Mais les scientifiques se sont vite aperçus qu’il était très difficile de maîtriser de telles méthodes. En effet, pour réparer un gène défectueux il faut utiliser un transporteur qui amène son homologue sain jusqu’à la cellule dans laquelle il se trouve – et surtout pas une autre – sans faire de dégât autour. Les recherches se concentrent donc autour de ce moyen de transport appelé vecteur, afin d’en améliorer l’efficacité.
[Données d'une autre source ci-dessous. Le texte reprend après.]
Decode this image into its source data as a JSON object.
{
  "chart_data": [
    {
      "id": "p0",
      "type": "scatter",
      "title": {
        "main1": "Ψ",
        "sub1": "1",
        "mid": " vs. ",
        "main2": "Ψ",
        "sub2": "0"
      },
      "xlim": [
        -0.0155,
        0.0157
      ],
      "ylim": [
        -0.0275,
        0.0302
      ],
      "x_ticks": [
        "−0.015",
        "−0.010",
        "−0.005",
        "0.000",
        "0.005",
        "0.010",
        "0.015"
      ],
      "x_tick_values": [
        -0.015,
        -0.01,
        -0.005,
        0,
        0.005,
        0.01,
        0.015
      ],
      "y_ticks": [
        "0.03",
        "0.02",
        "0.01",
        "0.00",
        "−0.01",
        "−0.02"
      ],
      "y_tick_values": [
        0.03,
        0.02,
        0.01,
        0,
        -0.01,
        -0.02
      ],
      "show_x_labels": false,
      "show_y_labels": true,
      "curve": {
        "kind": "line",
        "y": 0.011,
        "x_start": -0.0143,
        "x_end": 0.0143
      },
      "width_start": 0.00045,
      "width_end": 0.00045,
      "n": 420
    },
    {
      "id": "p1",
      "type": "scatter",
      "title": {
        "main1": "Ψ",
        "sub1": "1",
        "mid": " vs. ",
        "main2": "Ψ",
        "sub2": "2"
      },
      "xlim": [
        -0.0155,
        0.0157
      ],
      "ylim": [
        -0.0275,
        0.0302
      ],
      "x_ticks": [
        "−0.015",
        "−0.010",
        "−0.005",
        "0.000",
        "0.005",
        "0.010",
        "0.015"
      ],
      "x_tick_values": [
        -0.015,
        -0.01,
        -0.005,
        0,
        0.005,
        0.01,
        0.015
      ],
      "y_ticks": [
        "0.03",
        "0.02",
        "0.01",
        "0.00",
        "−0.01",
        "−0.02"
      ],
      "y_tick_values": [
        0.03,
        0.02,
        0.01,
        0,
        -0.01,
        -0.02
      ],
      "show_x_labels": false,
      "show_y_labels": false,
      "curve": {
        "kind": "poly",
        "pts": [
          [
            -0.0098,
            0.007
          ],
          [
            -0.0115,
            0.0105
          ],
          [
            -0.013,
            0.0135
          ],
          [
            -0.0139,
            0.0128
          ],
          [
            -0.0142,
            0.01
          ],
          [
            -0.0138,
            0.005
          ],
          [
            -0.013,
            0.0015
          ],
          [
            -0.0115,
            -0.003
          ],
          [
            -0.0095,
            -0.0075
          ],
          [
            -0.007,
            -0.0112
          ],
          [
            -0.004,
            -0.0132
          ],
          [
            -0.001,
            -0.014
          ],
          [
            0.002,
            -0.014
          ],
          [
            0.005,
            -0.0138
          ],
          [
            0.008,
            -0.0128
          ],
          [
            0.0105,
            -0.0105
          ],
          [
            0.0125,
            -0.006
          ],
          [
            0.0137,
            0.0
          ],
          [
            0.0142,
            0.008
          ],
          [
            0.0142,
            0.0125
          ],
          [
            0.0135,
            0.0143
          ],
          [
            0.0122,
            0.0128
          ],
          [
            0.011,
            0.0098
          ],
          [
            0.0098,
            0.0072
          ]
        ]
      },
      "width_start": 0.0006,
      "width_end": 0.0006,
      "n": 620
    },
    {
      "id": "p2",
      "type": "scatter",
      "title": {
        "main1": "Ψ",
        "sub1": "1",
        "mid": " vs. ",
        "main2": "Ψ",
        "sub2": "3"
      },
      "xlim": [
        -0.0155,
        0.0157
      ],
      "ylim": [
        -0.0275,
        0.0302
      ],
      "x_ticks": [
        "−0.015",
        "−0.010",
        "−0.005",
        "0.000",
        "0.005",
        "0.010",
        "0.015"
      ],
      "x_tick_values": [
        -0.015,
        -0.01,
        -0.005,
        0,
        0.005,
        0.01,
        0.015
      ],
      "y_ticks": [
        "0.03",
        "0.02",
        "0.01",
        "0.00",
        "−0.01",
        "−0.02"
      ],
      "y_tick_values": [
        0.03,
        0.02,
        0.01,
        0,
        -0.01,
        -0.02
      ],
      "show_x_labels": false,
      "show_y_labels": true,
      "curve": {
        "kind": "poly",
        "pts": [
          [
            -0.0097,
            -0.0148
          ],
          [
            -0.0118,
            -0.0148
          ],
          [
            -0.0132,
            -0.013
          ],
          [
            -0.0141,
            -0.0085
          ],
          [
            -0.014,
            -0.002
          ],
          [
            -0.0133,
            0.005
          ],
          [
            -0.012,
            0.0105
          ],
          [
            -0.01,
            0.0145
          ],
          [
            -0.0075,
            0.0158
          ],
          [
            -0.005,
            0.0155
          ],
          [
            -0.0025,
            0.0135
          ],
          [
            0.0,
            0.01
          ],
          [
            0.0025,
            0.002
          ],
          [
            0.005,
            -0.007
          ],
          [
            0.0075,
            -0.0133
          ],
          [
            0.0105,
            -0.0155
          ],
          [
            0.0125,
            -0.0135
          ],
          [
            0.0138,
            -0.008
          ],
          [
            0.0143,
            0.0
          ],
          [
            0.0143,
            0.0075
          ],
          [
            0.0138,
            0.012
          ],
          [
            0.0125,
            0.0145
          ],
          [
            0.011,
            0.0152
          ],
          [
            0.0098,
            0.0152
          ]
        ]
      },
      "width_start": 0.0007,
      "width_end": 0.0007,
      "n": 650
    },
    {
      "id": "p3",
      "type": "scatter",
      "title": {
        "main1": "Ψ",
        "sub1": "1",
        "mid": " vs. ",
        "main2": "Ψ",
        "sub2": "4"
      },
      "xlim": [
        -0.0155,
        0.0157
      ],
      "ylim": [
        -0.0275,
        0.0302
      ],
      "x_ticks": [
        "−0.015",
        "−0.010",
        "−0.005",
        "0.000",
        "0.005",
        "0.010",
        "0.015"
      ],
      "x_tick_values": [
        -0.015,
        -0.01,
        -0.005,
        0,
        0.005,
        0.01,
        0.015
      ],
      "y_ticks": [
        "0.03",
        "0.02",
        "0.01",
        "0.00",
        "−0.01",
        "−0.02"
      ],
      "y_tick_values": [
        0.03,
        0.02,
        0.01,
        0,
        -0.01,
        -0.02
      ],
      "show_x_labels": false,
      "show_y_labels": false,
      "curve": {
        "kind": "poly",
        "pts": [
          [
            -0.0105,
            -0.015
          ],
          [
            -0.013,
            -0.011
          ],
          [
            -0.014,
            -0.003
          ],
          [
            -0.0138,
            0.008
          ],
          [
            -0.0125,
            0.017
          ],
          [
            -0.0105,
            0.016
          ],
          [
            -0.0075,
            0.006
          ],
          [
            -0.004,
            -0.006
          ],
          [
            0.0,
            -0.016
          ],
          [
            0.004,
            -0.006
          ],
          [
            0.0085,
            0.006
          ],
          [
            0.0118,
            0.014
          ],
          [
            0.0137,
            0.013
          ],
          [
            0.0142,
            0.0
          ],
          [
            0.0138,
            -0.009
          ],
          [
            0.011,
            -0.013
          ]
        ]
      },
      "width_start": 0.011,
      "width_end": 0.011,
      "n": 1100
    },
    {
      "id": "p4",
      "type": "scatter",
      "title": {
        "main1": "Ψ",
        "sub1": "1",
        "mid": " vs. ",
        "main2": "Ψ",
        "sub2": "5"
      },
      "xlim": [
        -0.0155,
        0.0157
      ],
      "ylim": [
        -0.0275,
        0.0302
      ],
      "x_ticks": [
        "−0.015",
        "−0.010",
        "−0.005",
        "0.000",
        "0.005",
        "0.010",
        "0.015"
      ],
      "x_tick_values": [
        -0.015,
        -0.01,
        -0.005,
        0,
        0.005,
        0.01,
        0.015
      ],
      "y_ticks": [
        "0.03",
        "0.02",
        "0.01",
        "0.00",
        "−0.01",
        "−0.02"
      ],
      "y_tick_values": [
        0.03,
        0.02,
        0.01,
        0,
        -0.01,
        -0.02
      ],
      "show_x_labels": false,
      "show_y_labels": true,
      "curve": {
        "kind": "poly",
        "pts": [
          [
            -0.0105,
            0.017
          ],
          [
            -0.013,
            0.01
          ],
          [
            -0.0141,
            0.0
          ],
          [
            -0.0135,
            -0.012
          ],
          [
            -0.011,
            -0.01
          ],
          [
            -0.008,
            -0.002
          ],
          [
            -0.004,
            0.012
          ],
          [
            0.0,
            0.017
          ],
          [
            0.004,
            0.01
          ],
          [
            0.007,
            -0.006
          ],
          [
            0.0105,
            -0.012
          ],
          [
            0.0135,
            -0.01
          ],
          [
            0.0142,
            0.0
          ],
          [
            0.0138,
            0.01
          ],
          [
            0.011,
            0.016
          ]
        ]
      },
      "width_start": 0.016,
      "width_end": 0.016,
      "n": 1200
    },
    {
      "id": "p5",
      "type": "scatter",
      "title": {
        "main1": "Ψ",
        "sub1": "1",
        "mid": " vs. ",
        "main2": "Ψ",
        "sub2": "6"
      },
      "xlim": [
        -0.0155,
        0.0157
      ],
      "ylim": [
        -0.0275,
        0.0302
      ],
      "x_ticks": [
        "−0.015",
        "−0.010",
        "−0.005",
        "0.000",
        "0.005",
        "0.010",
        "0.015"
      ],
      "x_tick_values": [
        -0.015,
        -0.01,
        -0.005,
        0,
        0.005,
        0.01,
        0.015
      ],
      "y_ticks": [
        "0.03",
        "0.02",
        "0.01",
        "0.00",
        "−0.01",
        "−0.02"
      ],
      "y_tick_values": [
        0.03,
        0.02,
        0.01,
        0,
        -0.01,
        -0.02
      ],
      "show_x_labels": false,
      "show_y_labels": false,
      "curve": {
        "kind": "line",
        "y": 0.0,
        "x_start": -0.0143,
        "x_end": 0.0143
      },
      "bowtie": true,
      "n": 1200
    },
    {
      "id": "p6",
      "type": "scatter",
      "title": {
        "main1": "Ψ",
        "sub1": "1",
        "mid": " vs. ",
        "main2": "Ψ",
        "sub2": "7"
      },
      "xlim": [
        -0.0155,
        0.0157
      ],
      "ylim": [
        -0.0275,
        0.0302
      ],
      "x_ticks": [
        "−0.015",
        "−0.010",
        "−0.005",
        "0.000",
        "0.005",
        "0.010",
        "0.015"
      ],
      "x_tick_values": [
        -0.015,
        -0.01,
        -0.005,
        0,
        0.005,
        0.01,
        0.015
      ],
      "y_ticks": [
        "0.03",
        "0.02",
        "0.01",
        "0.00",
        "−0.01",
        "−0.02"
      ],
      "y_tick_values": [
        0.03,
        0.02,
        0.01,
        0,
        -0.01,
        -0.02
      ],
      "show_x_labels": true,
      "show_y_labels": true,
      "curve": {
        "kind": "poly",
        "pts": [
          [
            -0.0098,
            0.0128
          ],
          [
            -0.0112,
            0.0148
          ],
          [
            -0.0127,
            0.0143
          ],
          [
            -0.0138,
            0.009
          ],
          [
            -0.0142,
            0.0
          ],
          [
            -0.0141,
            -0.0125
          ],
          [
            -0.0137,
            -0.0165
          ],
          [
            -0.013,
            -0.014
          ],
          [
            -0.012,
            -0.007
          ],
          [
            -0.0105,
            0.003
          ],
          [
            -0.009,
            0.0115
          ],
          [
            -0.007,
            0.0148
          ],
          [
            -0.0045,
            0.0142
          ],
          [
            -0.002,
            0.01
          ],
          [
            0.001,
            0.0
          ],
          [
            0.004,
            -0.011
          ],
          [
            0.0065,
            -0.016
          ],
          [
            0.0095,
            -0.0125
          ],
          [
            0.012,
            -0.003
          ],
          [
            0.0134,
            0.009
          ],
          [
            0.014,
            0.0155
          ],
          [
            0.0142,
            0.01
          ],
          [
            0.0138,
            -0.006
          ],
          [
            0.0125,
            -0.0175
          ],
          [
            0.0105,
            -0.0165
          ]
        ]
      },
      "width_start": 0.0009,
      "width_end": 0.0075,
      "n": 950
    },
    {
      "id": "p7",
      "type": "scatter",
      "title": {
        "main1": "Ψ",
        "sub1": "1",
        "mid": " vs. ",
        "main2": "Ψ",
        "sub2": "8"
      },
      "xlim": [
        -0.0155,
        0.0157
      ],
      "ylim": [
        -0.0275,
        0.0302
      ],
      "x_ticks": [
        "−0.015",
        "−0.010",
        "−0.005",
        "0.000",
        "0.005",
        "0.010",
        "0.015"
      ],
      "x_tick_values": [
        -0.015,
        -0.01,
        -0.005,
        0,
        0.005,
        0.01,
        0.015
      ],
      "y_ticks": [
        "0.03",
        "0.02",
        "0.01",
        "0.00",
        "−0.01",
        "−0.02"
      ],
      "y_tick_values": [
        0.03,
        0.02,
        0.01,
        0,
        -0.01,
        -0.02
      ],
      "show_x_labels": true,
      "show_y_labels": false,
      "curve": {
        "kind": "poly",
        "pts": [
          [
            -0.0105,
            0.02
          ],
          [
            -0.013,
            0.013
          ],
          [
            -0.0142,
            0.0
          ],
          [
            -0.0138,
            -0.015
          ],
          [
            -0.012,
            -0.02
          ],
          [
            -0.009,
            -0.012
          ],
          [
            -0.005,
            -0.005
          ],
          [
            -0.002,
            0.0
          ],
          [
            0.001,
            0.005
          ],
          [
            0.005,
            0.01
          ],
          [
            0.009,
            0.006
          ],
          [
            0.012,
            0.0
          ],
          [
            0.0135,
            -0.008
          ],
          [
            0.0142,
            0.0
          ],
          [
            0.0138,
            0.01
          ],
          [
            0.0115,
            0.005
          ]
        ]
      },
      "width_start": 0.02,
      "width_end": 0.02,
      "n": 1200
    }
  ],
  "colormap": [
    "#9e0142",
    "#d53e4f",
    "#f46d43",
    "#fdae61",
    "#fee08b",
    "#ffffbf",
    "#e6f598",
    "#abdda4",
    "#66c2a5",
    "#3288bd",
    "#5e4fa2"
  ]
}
Les vecteurs viraux et non viraux

Certains vecteurs sont présents dans la nature depuis des millions d’années et nous avons tous déjà fait leur connaissance : ce sont les virus, des parasites qui ont besoin de cellules hôtes pour se multiplier.

Vecteurs viraux

En pénétrant dans nos cellules ils mélangent leur matériel génétique au nôtre dans le but de nous nuire. Dans le cas de la thérapie génique, ils peuvent aussi servir au transport d’un gène sain vers sa cible.

Mais plusieurs précautions doivent être prises pour pouvoir les utiliser sans danger . Il faut d’abord atténuer leur virulence pour que leur introduction dans le corps d’un patient n’engendre pas de nouvelles pathologies. Ensuite, il est nécessaire de diminuer leurs pouvoirs antigéniques afin d’éviter les réactions immunologiques (formation d’anticorps, mobilisation des lymphocytes, etc.). Pour finir, il faut impérativement accorder les antigènes de surface du virus avec ceux des cellules cibles, pour qu’ils ne se trompent pas de cellules à traiter.

Vecteur non viraux

La manipulation des virus étant extrêmement délicate, les chercheurs explorent d’autres pistes pour le transport des gènes correcteurs. Ils fabriquent des vecteurs synthétiques à base de protéines, de lipides ou de polymères cationiques – des particules inertes, donc inoffensives. Malheureusement, elles sont actuellement beaucoup moins efficaces que les virus : il faut au moins 100 000 molécules d’ADN par cellules cibles pour qu’une seule séquence (codant un gène) ne parvienne à pénétrer le noyau. Et de telles concentrations posent des problèmes de toxicité.

Les modes de traitements de la thérapie génique

Comme pour tous les traitements, la question du mode d’administration se pose. Actuellement, on utilise deux méthodes d’introduction de gènes chez les malades :

Ex vivo

Il s’agit d’extraire des cellules à traiter au patient puis d’y insérer les gènes modifiés à l’aide de vecteurs. Une fois saine, les cellules sont réintroduites dans l’organisme. C’est la méthode la plus utilisée.

In vivo

Les chercheurs utiliseront cette méthode quand les vecteurs seront parfaitement maîtrisés. Elle consiste à injecter directement dans la circulation sanguine du patient le vecteur portant le gène thérapeutique. Quand le vecteur de transfert est directement introduit dans le tissu cible (la trachée et les bronches pour les patients atteints de mucoviscidose par exemple), on parle d’injection in situ.

Conclusion

La thérapie génique a suscité et suscite encore (via le Téléthon par exemple) de grands espoirs pour beaucoup de malades. Mais les multiples difficultés rencontrées par les chercheurs ont freiné considérablement sa mise en pratique. Les problèmes éthiques sont tels que certains scientifiques réclament un moratoire pour prendre du recul avant de continuer leurs travaux.

Et tandis que la recherche en thérapie génique s’essouffle, d’autres se tournent vers un domaine en pleine émergence, la thérapie cellulaire, qui utilise les cellules souches.